Lena Dunham is witty and insightful. Her perspective is fresh. “Girls” is the “Sex in the City” of my generation, with a slightly pornographic bent. And yet…
It’s so painful to watch. I don’t like the characters. I can’t relate to their whininess and complete inability to recognize their own projections. Part of me feels sorry for them, which contributes to the agony I feel when I watch Marnie and Hannah scream back and forth at each other that the other is a bad friend, etc., etc. But mostly my skin is crawling because they are an ugly combination of pathetic, unkind, and unreflective, which ultimately makes it difficult to empathize when they wreak havoc on their own lives. Which is precisely what they do.
Maybe it’s real. Maybe it’s a reflection of reality that I’m uncomfortable with because I recognize it. On the other hand, maybe it’s a reflection of a reality that isn’t accurate among my group of friends who are similarly 24-year-olds figuring out how to be adults in various cities around the world. Yes, it is sometimes tongue-in-cheek — like when Hannah declares that it’s unfair another girl’s boyfriend committed suicide in a horrific way because Hannah would actually like something similar to happen to her so that she can write about it and become famous. Unfortunately, it’s not tongue-in-cheek enough. Hannah is not self-aware enough or self-critical enough, no matter what she might claim.
And more unfortunately, though she is a mirror of some part of my generation, she is a carnival mirror that stretches and magnifies in a most unflattering way.

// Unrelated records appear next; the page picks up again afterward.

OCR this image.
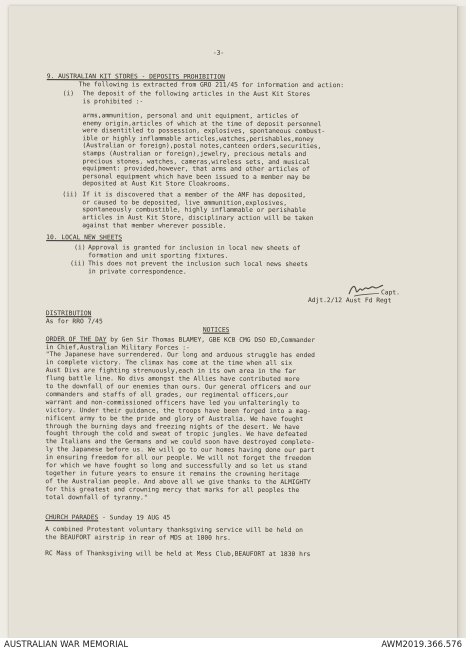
-3-
9. AUSTRALIAN KIT STORES - DEPOSITS PROHIBITION
The following is extracted from GRO 211/45 for information and action:
(i) The deposit of the following articles in the Aust Kit Stores
is prohibited :-
arms,ammunition, personal and unit equipment, articles of
enemy origin,articles of which at the time of deposit personnel
were disentitled to possession, explosives, spontaneous combust-
ible or highly inflammable articles,watches,perishables,money
(Australian or foreign),postal notes,canteen orders,securities,
stamps (Australian or foreign),jewelry, precious metals and
precious stones, watches, cameras,wireless sets, and musical
equipment: provided,however, that arms and other articles of
personal equipment which have been issued to a member may be
deposited at Aust Kit Store Cloakrooms.
(ii) If it is discovered that a member of the AMF has deposited,
or caused to be deposited, live ammunition,explosives,
spontaneously combustible, highly inflammable or perishable
articles in Aust Kit Store, disciplinary action will be taken
against that member wherever possible.
10. LOCAL NEW SHEETS
(i) Approval is granted for inclusion in local new sheets of
formation and unit sporting fixtures.
(ii) This does not prevent the inclusion such local news sheets
in private correspondence.
Capt.
Adjt.2/12 Aust Fd Regt
DISTRIBUTION
As for RRO 7/45
NOTICES
ORDER OF THE DAY by Gen Sir Thomas BLAMEY, GBE KCB CMG DSO ED,Commander
in Chief,Australian Military Forces :-
"The Japanese have surrendered. Our long and arduous struggle has ended
in complete victory. The climax has come at the time when all six
Aust Divs are fighting strenuously,each in its own area in the far
flung battle line. No divs amongst the Allies have contributed more
to the downfall of our enemies than ours. Our general officers and our
commanders and staffs of all grades, our regimental officers,our
warrant and non-commissioned officers have led you unfalteringly to
victory. Under their guidance, the troops have been forged into a mag-
nificent army to be the pride and glory of Australia. We have fought
through the burning days and freezing nights of the desert. We have
fought through the cold and sweat of tropic jungles. We have defeated
the Italians and the Germans and we could soon have destroyed complete-
ly the Japanese before us. We will go to our homes having done our part
in ensuring freedom for all our people. We will not forget the freedom
for which we have fought so long and successfully and so let us stand
together in future years to ensure it remains the crowning heritage
of the Australian people. And above all we give thanks to the ALMIGHTY
for this greatest and crowning mercy that marks for all peoples the
total downfall of tyranny."
CHURCH PARADES - Sunday 19 AUG 45
A combined Protestant voluntary thanksgiving service will be held on
the BEAUFORT airstrip in rear of MDS at 1000 hrs.
RC Mass of Thanksgiving will be held at Mess Club,BEAUFORT at 1830 hrs
AUSTRALIAN WAR MEMORIAL	AWM2019.366.576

Sometimes a writer’s job is to capture truths and project them more clearly. Probably Lena Dunham is doing this and it is effectively making me uncomfortable. Kudos. But I also think she hasn’t quite grasped the truth and that the made-for-tv aspect of her work is undermining what would otherwise be an effective criticism of herself and her peers. If it were funnier, I would be more convinced that the script is self-aware, but the funniness of it usually escapes me. Except when I think “Wow that could have been really funny but it just made me feel so awkward.” That she stars in most of her own work puzzles me. Is it self-obsession? Is it a belief that her artwork would be ruined in the body of another actor? Is it a desire to break stereotypes about feminine insecurities? I want to know whether she actually identifies with the character she plays and how much of the life she inhabits is autobiographical because I have a creeping sensation that it is closer to her experience than we think and that maybe, just maybe, she realizes she was so deeply self-centered and self-destructive. Or maybe she doesn’t realize it and “Girls” is the excuse for being a jerk because, look! now she’s famous.
Anyway, the latter part is speculation. Having sat alongside the “types” that she is exaggerating, I think I get it. But who knows.
At the end of the day, Lena Dunham is still smart and talented. She’s still incredibly young and successful, and I’m still impressed if simultaneously disappointed.
I’m not watching anymore “Girls,” but I’ll watch out for whatever’s next.